Search code examples
pythonregexbinaryfiles

re and binary file, python strange behavior


i have a strange behavior of re.search on a binary file. Here is my python screenshot :

enter image description here

As you can see, i have two problems :

  • re can't find a pattern which is indeed in the file
  • include "\x5b" in an expression results in an error

Any idea?


Solution

  • \x5b is the ASCII [ character, the left square bracket.
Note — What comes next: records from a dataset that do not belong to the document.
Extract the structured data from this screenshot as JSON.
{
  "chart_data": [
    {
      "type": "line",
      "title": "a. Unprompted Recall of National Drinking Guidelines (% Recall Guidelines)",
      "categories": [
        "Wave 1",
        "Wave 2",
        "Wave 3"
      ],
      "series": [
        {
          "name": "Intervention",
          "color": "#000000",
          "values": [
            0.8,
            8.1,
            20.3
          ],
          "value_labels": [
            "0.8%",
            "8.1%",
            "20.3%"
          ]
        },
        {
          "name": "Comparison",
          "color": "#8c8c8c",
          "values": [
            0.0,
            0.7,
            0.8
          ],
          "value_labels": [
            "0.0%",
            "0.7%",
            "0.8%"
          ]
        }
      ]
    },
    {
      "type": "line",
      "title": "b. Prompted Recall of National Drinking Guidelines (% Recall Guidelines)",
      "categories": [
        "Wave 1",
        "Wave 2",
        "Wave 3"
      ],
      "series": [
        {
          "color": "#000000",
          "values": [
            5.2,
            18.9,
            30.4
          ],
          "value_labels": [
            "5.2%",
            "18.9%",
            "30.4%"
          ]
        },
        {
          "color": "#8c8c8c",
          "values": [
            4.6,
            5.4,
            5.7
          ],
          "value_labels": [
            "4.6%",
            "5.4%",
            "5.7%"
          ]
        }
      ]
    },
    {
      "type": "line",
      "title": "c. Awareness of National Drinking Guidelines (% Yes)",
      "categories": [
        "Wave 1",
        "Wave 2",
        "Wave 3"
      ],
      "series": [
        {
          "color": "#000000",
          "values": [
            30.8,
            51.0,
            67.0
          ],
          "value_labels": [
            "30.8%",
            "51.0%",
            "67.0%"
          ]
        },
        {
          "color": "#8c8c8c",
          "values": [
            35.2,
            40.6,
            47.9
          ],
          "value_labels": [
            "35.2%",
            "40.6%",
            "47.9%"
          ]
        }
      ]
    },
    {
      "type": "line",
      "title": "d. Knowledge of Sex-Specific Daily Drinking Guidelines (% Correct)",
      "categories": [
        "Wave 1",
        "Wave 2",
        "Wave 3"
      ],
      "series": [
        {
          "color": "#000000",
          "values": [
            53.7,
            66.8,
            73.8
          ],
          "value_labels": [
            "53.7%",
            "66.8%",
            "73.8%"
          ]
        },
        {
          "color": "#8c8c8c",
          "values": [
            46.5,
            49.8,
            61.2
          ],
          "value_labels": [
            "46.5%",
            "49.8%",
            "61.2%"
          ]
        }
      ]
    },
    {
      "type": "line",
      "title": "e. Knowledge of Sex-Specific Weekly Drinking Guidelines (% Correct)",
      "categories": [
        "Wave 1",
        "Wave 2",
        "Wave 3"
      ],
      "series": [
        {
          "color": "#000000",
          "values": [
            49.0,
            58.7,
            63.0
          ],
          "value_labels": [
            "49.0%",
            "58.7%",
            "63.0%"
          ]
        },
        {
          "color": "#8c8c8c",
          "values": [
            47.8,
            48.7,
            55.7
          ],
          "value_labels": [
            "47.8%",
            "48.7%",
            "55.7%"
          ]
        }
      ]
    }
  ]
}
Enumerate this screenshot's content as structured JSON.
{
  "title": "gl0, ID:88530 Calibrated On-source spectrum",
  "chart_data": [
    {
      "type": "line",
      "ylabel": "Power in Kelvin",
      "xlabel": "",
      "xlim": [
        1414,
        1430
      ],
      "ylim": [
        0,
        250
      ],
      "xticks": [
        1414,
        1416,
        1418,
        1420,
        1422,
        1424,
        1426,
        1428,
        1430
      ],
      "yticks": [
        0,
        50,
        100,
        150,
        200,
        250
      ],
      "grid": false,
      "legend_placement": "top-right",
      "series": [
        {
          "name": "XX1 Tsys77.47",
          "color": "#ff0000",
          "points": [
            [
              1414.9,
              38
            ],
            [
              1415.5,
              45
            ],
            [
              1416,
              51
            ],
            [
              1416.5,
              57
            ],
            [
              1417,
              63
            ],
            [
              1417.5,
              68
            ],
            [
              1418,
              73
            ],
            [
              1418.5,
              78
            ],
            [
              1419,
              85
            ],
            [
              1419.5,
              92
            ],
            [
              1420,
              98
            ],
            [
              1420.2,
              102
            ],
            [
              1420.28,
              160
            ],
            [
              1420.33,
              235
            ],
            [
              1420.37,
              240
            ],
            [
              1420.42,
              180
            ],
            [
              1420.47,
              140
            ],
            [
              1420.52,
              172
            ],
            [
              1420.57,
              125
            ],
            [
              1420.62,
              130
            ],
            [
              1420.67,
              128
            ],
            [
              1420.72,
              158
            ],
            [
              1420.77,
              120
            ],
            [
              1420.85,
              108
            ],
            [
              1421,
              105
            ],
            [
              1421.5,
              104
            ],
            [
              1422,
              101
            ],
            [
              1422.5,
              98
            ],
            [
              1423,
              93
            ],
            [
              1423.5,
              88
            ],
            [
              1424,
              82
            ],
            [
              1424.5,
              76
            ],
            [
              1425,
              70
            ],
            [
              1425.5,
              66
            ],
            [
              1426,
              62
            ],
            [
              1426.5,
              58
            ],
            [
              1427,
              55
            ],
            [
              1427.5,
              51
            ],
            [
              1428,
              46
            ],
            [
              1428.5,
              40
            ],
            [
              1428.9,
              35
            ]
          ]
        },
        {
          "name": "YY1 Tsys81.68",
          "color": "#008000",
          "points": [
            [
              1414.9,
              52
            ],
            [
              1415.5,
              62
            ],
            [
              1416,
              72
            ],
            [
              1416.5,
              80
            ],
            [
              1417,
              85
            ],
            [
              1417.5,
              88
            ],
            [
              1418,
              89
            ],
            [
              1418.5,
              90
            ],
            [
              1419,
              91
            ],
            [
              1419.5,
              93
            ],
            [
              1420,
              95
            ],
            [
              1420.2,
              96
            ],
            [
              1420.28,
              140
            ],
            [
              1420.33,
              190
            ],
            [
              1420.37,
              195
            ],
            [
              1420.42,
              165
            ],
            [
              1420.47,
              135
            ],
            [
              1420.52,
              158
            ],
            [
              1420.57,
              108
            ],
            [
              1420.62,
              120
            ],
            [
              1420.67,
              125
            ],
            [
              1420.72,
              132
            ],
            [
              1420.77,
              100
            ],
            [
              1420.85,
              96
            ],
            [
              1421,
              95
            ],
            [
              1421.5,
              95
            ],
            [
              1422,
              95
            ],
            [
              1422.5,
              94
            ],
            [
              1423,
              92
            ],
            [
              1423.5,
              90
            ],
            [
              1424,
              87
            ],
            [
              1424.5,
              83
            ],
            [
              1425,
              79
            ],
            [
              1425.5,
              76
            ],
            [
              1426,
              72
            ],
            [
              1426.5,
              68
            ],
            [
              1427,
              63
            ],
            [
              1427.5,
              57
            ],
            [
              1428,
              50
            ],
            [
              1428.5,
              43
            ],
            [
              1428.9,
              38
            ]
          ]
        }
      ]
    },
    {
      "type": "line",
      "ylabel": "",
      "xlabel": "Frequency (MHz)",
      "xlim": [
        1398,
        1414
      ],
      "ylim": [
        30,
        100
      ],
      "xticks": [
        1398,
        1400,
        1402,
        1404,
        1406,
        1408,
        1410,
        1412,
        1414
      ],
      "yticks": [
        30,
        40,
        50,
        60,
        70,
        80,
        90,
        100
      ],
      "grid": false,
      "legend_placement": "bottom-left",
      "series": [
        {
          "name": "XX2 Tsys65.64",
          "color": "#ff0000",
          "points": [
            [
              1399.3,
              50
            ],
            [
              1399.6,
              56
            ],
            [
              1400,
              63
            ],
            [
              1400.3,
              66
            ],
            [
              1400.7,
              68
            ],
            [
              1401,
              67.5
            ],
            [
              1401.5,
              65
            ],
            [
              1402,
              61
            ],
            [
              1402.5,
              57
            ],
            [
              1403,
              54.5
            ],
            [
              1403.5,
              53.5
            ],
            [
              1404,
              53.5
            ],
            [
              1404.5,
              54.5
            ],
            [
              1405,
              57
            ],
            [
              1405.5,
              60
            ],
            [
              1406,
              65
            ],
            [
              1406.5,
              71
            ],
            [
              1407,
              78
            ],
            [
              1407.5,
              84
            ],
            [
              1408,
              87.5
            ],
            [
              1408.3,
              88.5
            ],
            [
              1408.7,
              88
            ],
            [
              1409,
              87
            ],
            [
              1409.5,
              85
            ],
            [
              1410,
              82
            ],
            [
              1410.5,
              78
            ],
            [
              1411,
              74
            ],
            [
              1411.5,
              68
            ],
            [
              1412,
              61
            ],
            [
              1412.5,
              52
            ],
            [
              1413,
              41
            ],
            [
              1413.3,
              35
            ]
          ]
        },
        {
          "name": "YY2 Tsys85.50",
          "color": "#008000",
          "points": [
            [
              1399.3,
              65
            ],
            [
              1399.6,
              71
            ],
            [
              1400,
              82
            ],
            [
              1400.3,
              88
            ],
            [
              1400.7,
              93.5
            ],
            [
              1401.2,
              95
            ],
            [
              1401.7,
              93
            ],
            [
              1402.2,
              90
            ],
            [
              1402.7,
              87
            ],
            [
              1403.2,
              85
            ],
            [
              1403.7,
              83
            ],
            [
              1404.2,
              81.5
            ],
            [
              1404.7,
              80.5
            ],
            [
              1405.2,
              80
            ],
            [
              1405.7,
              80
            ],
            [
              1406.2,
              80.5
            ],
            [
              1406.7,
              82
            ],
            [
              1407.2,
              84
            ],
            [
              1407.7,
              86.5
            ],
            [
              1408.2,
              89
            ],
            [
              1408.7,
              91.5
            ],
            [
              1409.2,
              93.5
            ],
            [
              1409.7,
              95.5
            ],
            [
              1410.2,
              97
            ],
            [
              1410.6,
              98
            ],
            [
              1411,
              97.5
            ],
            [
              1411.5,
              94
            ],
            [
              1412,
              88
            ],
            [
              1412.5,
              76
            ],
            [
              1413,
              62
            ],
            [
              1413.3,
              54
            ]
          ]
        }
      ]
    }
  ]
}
That's a regex meta character forming the start of a [...] character class specification and needs to be escaped if you want to match a literal [ character:

    >>> import re
    >>> re.search('[', '')
    Traceback (most recent call last):
      File "<stdin>", line 1, in <module>
      File "/Users/mjpieters/Development/venvs/stackoverflow-2.7/lib/python2.7/re.py", line 146, in search
        return _compile(pattern, flags).search(string)
      File "/Users/mjpieters/Development/venvs/stackoverflow-2.7/lib/python2.7/re.py", line 251, in _compile
        raise error, v # invalid expression
    sre_constants.error: unexpected end of regular expression
    >>> re.search('\[', '')
    

    The same applies to \x41, that's the ^ character, which in a regex context matches the start of the string only, not the literal character ^. Since you tried to match data before the ^ point the regex can't match anything, simply because that makes the anchor invalid.

    If you are only searching for literal text matches, don't use a regex. You could just use str.find() or str.index() to get the index of matched text.

    If you are using this in a larger expression and generate the expression from data, then use re.escape() to ensure all metacharacters are properly escaped first.